Reputation: 3168
I have the following code in my application
using (ApplicationDbContext ctx = new ApplicationDbContext())
{
Instance i = ctx.Instance.FirstOrDefault(s => s.Id == id);
i.Views++;
ctx.SaveChanges();
}
Is there a more Efficient way to achieve this? or is EF smart enough to realize whats going on and generate a simple update statement rather than running a select then update?
Any help would be great or guidance on how this should work.
Upvotes: 2
Views: 62
Reputation: 4117
No, EF is not smart enough to do both things in one run.
I tried it out with a simple model and watched what happens in the profiler.
In an example like yours EF will first get the record with a SELECT
and then run exec sp_executesql
with the desired UPDATE
.
Unfortunately I am pretty sure you cannot get EF to do this in a more intelligent way.
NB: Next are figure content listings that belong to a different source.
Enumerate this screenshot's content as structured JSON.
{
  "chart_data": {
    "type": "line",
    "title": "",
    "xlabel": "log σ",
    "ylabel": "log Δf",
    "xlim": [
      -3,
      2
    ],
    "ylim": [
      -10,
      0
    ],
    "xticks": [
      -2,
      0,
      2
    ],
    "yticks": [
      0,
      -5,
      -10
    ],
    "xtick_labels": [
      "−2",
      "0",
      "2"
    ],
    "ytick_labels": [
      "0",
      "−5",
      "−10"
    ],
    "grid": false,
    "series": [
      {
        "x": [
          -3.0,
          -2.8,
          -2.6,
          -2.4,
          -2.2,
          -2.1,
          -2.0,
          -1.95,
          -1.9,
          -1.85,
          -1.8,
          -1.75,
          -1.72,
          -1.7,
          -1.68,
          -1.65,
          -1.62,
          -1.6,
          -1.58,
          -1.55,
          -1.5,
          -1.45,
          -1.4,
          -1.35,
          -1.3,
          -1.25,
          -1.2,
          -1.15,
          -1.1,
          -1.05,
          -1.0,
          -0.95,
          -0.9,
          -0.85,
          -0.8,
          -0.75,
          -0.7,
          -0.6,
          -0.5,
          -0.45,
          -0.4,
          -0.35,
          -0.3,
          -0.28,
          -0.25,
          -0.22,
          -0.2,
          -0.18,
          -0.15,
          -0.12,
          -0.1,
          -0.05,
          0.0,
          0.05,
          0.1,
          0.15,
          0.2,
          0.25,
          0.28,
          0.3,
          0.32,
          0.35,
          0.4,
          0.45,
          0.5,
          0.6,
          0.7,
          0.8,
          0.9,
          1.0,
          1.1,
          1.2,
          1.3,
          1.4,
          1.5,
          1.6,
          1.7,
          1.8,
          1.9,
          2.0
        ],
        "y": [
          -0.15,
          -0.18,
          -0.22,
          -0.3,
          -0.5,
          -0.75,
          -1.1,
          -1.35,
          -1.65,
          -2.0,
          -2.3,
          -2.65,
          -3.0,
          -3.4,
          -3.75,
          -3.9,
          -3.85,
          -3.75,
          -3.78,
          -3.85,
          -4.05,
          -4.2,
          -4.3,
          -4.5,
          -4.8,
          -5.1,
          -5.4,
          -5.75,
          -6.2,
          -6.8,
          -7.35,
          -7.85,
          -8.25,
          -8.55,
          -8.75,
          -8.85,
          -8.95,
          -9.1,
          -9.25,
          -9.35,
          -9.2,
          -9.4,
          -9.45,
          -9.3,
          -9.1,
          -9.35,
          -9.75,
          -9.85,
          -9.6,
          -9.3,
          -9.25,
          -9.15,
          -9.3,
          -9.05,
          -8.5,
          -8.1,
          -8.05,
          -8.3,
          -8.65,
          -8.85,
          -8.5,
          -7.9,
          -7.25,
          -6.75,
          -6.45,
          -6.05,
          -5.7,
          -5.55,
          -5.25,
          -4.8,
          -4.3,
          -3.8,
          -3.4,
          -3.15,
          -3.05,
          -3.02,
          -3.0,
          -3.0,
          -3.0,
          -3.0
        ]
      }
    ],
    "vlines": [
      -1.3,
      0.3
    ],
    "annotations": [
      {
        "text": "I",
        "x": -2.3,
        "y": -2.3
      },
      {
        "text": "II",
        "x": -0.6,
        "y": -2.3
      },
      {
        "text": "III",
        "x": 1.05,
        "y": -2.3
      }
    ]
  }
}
Even if you shorten your code to be:
Instance i = ctx.Instance.First(s => s.Id == id).Views++;
ctx.SaveChanges();
It will still do it in a separate SELECT
and UPDATE
.
I think that is just the price you pay for not accessing the database with SQL
directly.
As pointed out by Sriram Sakthivel and also in other questions you can use the EntityFramework.Extended (also available via nuget) to do it in one run, you do not need SaveChanges()
any more then.
Just add the package to the project and
using EntityFramework.Extensions;
to the file where you want to use it, then you can do your update in one run like this:
ctx.Instance.Update(i => i.Id == id, i => new Instance() { Views= i.Views + 1 });
In the raw SQL that is then sent to your DBMS it will look something like this:
UPDATE [dbo].[Instance] SET
[Views] = [Views] + 1
FROM [dbo].[Instance] AS j0 INNER JOIN (
SELECT
[Extent1].[Id] AS [Id]
FROM [dbo].[Instance] AS [Extent1]
WHERE 1 = [Extent1].[Id]
) AS j1 ON (j0.[Id] = j1.[Id])
Not entirely beautiful but still better than two seperate statements, heh :)?